CARIS doesn’t have its own surveillance programme but collaborates with EUROCAT so that Welsh data can be checked for any long term trends or clusters.
EUROCAT have developed a sophisticated statistical programme to analyse data for trends and cluster over time. Data sent by CARIS is checked annually and the results fed back to the register.
Data from CARIS is also combined with the other European registers to look for wider changes in trends across Europe.
CARIS has limited resources to carry out its own detailed surveillance of congenital anomalies. Membership of the European network of congenital anomaly registers (EUROCAT) and the International Clearing House of Birth Defect Registers Surveillance and Research (ICBDSR) provides two mechanisms for routine surveillance to be carried out on Welsh data.
EUROCAT performs annual statistical monitoring for both trends and clusters in time in order to detect signals of new or increasing teratogenic exposures which may require public health action. This relates to two of EUROCAT’s objectives:
to provide essential epidemiologic information on congenital anomalies in Europe
to co-ordinate the detection of, and response, to clusters and early warning of teratogenic exposures
Statistical monitoring is essentially a screening method to scrutinise data regularly and systematically to detect any previously unrecognised increases in frequency of congenital anomalies which may be associated with exposure to teratogenic drugs or environmental chemical pollutants. It aims to identify potential cause for concern where there is no specific prior hypothesis about the exposure.
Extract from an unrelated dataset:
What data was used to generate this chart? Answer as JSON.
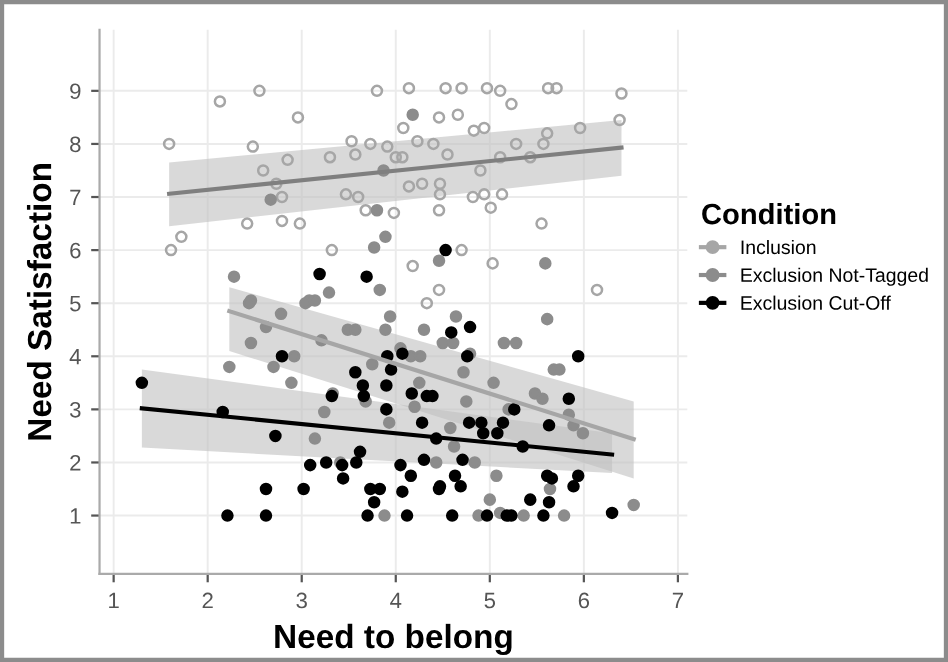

An annual Statistical Monitoring Report is published detailing the cluster and trends detected by statistical monitoring conducted at EUROCAT Central Registry and the methodology used. The annual report also includes the results of the preliminary investigations into the identified clusters and trends carried out by local registries.
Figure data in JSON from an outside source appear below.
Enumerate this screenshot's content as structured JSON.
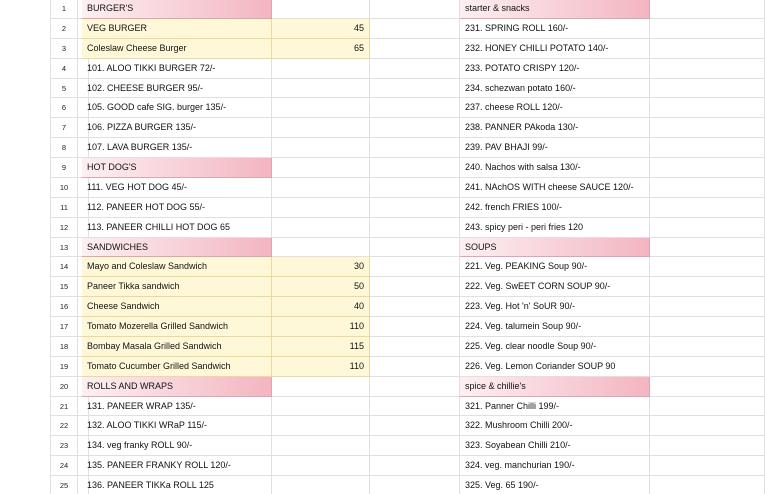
{
  "rows": [
    {
      "n": 1,
      "a": "BURGER'S",
      "d": "starter & snacks"
    },
    {
      "n": 2,
      "a": "VEG BURGER",
      "b": 45,
      "d": "231. SPRING ROLL 160/-"
    },
    {
      "n": 3,
      "a": "Coleslaw Cheese Burger",
      "b": 65,
      "d": "232. HONEY CHILLI POTATO 140/-"
    },
    {
      "n": 4,
      "a": "101. ALOO TIKKI BURGER 72/-",
      "d": "233. POTATO CRISPY 120/-"
    },
    {
      "n": 5,
      "a": "102. CHEESE BURGER 95/-",
      "d": "234. schezwan potato 160/-"
    },
    {
      "n": 6,
      "a": "105. GOOD cafe SIG. burger 135/-",
      "d": "237. cheese ROLL 120/-"
    },
    {
      "n": 7,
      "a": "106. PIZZA BURGER 135/-",
      "d": "238. PANNER PAkoda 130/-"
    },
    {
      "n": 8,
      "a": "107. LAVA BURGER 135/-",
      "d": "239. PAV BHAJI 99/-"
    },
    {
      "n": 9,
      "a": "HOT DOG'S",
      "d": "240. Nachos with salsa 130/-"
    },
    {
      "n": 10,
      "a": "111. VEG HOT DOG 45/-",
      "d": "241. NAchOS WITH cheese SAUCE 120/-"
    },
    {
      "n": 11,
      "a": "112. PANEER HOT DOG 55/-",
      "d": "242. french FRIES 100/-"
    },
    {
      "n": 12,
      "a": "113. PANEER CHILLI HOT DOG 65",
      "d": "243. spicy peri - peri fries 120"
    },
    {
      "n": 13,
      "a": "SANDWICHES",
      "d": "SOUPS"
    },
    {
      "n": 14,
      "a": "Mayo and Coleslaw Sandwich",
      "b": 30,
      "d": "221. Veg. PEAKING Soup 90/-"
    },
    {
      "n": 15,
      "a": "Paneer Tikka sandwich",
      "b": 50,
      "d": "222. Veg. SwEET CORN SOUP 90/-"
    },
    {
      "n": 16,
      "a": "Cheese Sandwich",
      "b": 40,
      "d": "223. Veg. Hot 'n' SoUR 90/-"
    },
    {
      "n": 17,
      "a": "Tomato Mozerella Grilled Sandwich",
      "b": 110,
      "d": "224. Veg. talumein Soup 90/-"
    },
    {
      "n": 18,
      "a": "Bombay Masala Grilled Sandwich",
      "b": 115,
      "d": "225. Veg. clear noodle Soup 90/-"
    },
    {
      "n": 19,
      "a": "Tomato Cucumber Grilled Sandwich",
      "b": 110,
      "d": "226. Veg. Lemon Coriander SOUP 90"
    },
    {
      "n": 20,
      "a": "ROLLS AND WRAPS",
      "d": "spice & chillie's"
    },
    {
      "n": 21,
      "a": "131. PANEER WRAP 135/-",
      "d": "321. Panner Chilli 199/-"
    },
    {
      "n": 22,
      "a": "132. ALOO TIKKI WRaP 115/-",
      "d": "322. Mushroom Chilli 200/-"
    },
    {
      "n": 23,
      "a": "134. veg franky ROLL 90/-",
      "d": "323. Soyabean Chilli 210/-"
    },
    {
      "n": 24,
      "a": "135. PANEER FRANKY ROLL 120/-",
      "d": "324. veg. manchurian 190/-"
    },
    {
      "n": 25,
      "a": "136. PANEER TIKKa ROLL 125",
      "d": "325. Veg. 65 190/-"
    }
  ]
}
Currently, statistical monitoring is conducted to detect changes in time within each registry and to detect trends across all registries. Future developments will refine data analysis across registries and incorporate the spatial dimension.
Member registries are invited to use the EUROCAT Data Management Programme (EDMP) locally for cluster detection and report their results to Central Registry.
The elements of the current monitoring strategy are:
Common user-friendly statistical software for use centrally and locally (EDMP)
Annual statistical monitoring for trends and clusters at central level, 15 months after last date of birth (e.g. year 2014 births included in monitoring in March 2015).
More frequent and/or earlier statistical monitoring locally (by member registries)
Use of EUROCAT communications and special data analyses to respond to news about clusters identified locally or outside the monitoring system
A clear and prompt system of investigation and reporting of results
Use of statistical monitoring additionally as a data quality control system
Trend tests are performed for 81 anomaly subgroups for each registry. Currently, Central Registry performs a trend test for the most recent five years of data, as well as a trend test for the most recent 10 years (or 8 years if 10 years are not available).
The analysis is based on the number of cases per year of birth and the number of births per year. Data is presented by individual year or grouped by two year intervals if there are too few cases to meet the criterion for testing by single year.